Tra le centinaia di parrocchiani sepolti qui, si annoverano alcuni personaggi degni di nota. Il primo ad essere tumulato nel  cimitero, proprio nel 1715, fu Robert Nelson, filantropo e commissario per la costruzione delle nuove chiese. Per incoraggiare gli altri a seguire il suo esempio, si fece costruire un bel monumento funerario, sormontato da un’urna, forse su progetto di Hawksmoor. Oggi è il più importante monumento nei giardini. Ma anche Anna Cromwell, nipote di Oliver Cromwell, e moglie del medico Thomas Gibson, fu sepolta in una bella tomba, decorata con lo stemma di famiglia. Mori, senza eredi, nel 1727 e riposa accanto alle spoglie del marito.
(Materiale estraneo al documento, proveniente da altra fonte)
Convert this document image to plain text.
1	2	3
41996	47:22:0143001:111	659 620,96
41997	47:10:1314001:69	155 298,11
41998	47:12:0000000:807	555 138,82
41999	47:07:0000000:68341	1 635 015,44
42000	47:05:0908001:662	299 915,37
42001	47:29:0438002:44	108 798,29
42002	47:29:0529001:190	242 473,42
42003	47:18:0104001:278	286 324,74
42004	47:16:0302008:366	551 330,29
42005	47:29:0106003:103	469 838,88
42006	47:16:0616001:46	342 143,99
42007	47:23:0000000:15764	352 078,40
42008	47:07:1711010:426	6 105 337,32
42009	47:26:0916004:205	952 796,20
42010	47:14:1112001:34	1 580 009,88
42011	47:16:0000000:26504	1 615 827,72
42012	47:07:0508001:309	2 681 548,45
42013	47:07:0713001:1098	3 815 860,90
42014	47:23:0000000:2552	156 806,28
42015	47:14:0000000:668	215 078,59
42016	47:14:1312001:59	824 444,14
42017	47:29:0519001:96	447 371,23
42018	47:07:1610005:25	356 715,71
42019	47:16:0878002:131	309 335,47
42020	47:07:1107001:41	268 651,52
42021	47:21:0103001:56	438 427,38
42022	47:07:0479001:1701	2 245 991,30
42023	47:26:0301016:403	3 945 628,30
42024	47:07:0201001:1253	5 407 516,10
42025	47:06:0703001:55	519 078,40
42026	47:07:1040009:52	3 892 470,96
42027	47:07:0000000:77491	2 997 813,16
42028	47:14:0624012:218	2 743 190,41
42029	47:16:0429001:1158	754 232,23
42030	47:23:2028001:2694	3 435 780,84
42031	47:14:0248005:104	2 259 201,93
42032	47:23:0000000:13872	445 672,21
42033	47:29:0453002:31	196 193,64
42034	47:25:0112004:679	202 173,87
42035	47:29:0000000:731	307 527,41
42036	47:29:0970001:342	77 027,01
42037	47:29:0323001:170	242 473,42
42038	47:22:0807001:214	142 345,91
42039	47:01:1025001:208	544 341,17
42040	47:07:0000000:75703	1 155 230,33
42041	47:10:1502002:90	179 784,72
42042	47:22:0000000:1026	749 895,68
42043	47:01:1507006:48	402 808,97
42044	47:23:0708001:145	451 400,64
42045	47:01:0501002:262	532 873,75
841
St George’s Gardens fu anche l’ultima dimora di Zachary Macaulay, figura di primo piano nella campagna per l’abolizione della tratta degli schiavi e governatore di una colonia di schiavi liberati in Africa. Egli morì nel 1838, cinque anni dopo che la schiavitù fu finalmente dichiarata illegale.Tra i monumenti interesanti, segnaliamo anche un obelisco, eretto da Thomas Falconer, nel 1729.

Al cimitero di St. George si lega anche il primo atto d’accusa per furto di cadaveri. Nel 1777  il becchino John Holmes, e il suo assistente Robert Williams, furono chiamati in giudizio davanti a Sir John Hawkes, con l’accusa di aver trafugato il corpo di Jane Sainsbury per rivenderlo a scopi scientifici. Williams era stato fermato nella zona di King’s Cross con un sacco voluminoso. Alla richiesta di indicare cosa ci fosse dentro, aveva risposto: “Non lo so”. Al giudice fu riportato che nel sacco venne trovato il corpo di una donna, piegato a forza con delle corde: le mani erano dietro la schiena e la testa tra le gambe. Oltre che per questa storia macabra, i St George’s Gardens sono rinomati dal punto di vista botanico. Infatti, nella parte ovest, vantano una larga selezione di felci autoctone e aliene, la più importante nel centro di Londra. Iscritti al Registro dei parchi e giardini storici, con Grado 2, e tuttora terra consacrata, i giardini rappresentano ormai una realtà molto amata e ben custodita dai residenti della zona.